5. Critical Group and Smith Normal Form

The critical group $\operatorname{Crit}(G)$ for $G=G(p,\ell,t)$ is determined by the Smith normal form of the Laplacian matrix. The spectrum involves the block-diagonalization under the action of $S$ (multiplicative subgroup), and Smith invariants are expressed in terms of $p$ -adic properties of Jacobi sums and Stickelberger's theorem (Pantangi, 2018). The group decomposes as a direct sum of Sylow $p$ -part and prime-to- $p$ part, with explicit formulas for elementary divisor multiplicities and link to the number of spanning trees.

6. Connections to Schrijver Graphs, Vertex- and Edge-criticality

Schrijver graphs $SG(n,k)$ , also called stable Kneser graphs, are induced subgraphs of the classical Kneser graph on $k$ -subsets of $[n]$ , restricting to subsets avoiding any two cyclically consecutive elements. They realize chromatic number $n-2k+2$ , as established via topological methods by Lovász and refined for vertex-criticality by Schrijver (Kaiser et al., 2019, Kaiser et al., 2020). For $k=2$ and general $k$ , sharp constructions of edge-critical subgraphs are known, with explicit combinatorial (alternator and necklace factor) criteria, and relate to Van Lint–Schrijver graphs via their extremal colorability and stability (Kaiser et al., 2019, Kaiser et al., 2020, Mütze et al., 3 Jan 2024).

7. Hamiltonicity and Combinatorial Generation

Every Schrijver graph $S(n,k)=S(n,k,2)$ and its generalizations ( $s$ -stable Kneser graphs) admit an explicit Hamilton cycle, found via combinatorial constructions involving necklace (orbit) decompositions and cycle gluing via connector 4-cycles (Mütze et al., 3 Jan 2024).
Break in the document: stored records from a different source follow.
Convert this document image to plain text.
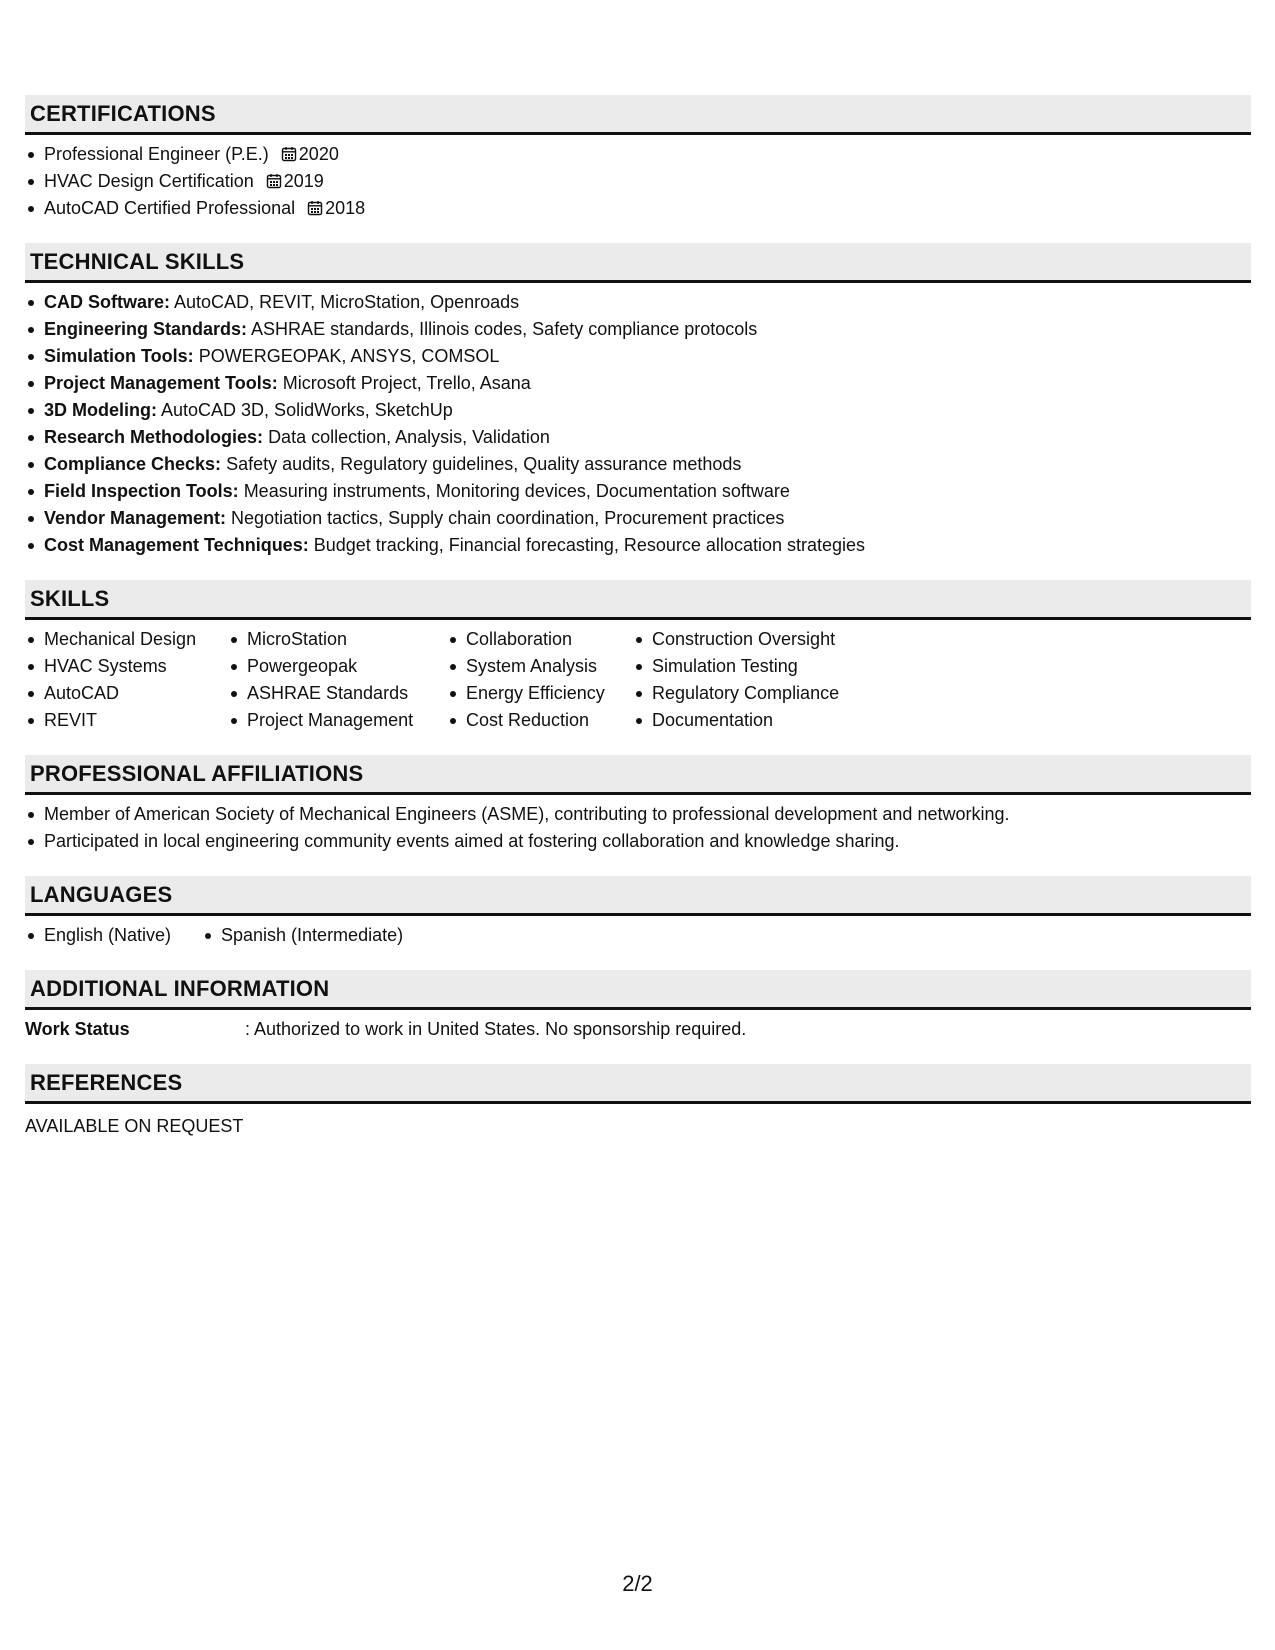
CERTIFICATIONS
Professional Engineer (P.E.) 2020
HVAC Design Certification 2019
AutoCAD Certified Professional 2018
TECHNICAL SKILLS
CAD Software: AutoCAD, REVIT, MicroStation, Openroads
Engineering Standards: ASHRAE standards, Illinois codes, Safety compliance protocols
Simulation Tools: POWERGEOPAK, ANSYS, COMSOL
Project Management Tools: Microsoft Project, Trello, Asana
3D Modeling: AutoCAD 3D, SolidWorks, SketchUp
Research Methodologies: Data collection, Analysis, Validation
Compliance Checks: Safety audits, Regulatory guidelines, Quality assurance methods
Field Inspection Tools: Measuring instruments, Monitoring devices, Documentation software
Vendor Management: Negotiation tactics, Supply chain coordination, Procurement practices
Cost Management Techniques: Budget tracking, Financial forecasting, Resource allocation strategies
SKILLS
Mechanical Design
HVAC Systems
AutoCAD
REVIT
MicroStation
Powergeopak
ASHRAE Standards
Project Management
Collaboration
System Analysis
Energy Efficiency
Cost Reduction
Construction Oversight
Simulation Testing
Regulatory Compliance
Documentation
PROFESSIONAL AFFILIATIONS
Member of American Society of Mechanical Engineers (ASME), contributing to professional development and networking.
Participated in local engineering community events aimed at fostering collaboration and knowledge sharing.
LANGUAGES
English (Native)	Spanish (Intermediate)
ADDITIONAL INFORMATION
Work Status	: Authorized to work in United States. No sponsorship required.
REFERENCES
AVAILABLE ON REQUEST
2/2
An associated shift-rule algorithm generates the Hamilton cycle with $O(n)$ time per vertex, generalizing Gray-code and necklace enumeration for arbitrary stability parameters, highlighting the algorithmic efficiency encoded in the structural symmetries of the graphs.

The Van Lint–Schrijver graphs occupy a central role at the intersection of algebraic graph theory (rank-three Cayley graphs, srg classification), finite geometry (partial geometries, rigid-type Singer actions), combinatorics (Kneser-type stability, chromatic and Hamiltonicity extremality), and algebraic invariants (critical group/SNF analysis). Their properties—strong regularity, high symmetry, extremal colorability, rigid group actions, Hamiltonicity—render them archetypal test cases and benchmarks for theoretical and computational advances across several domains of combinatorics and discrete mathematics.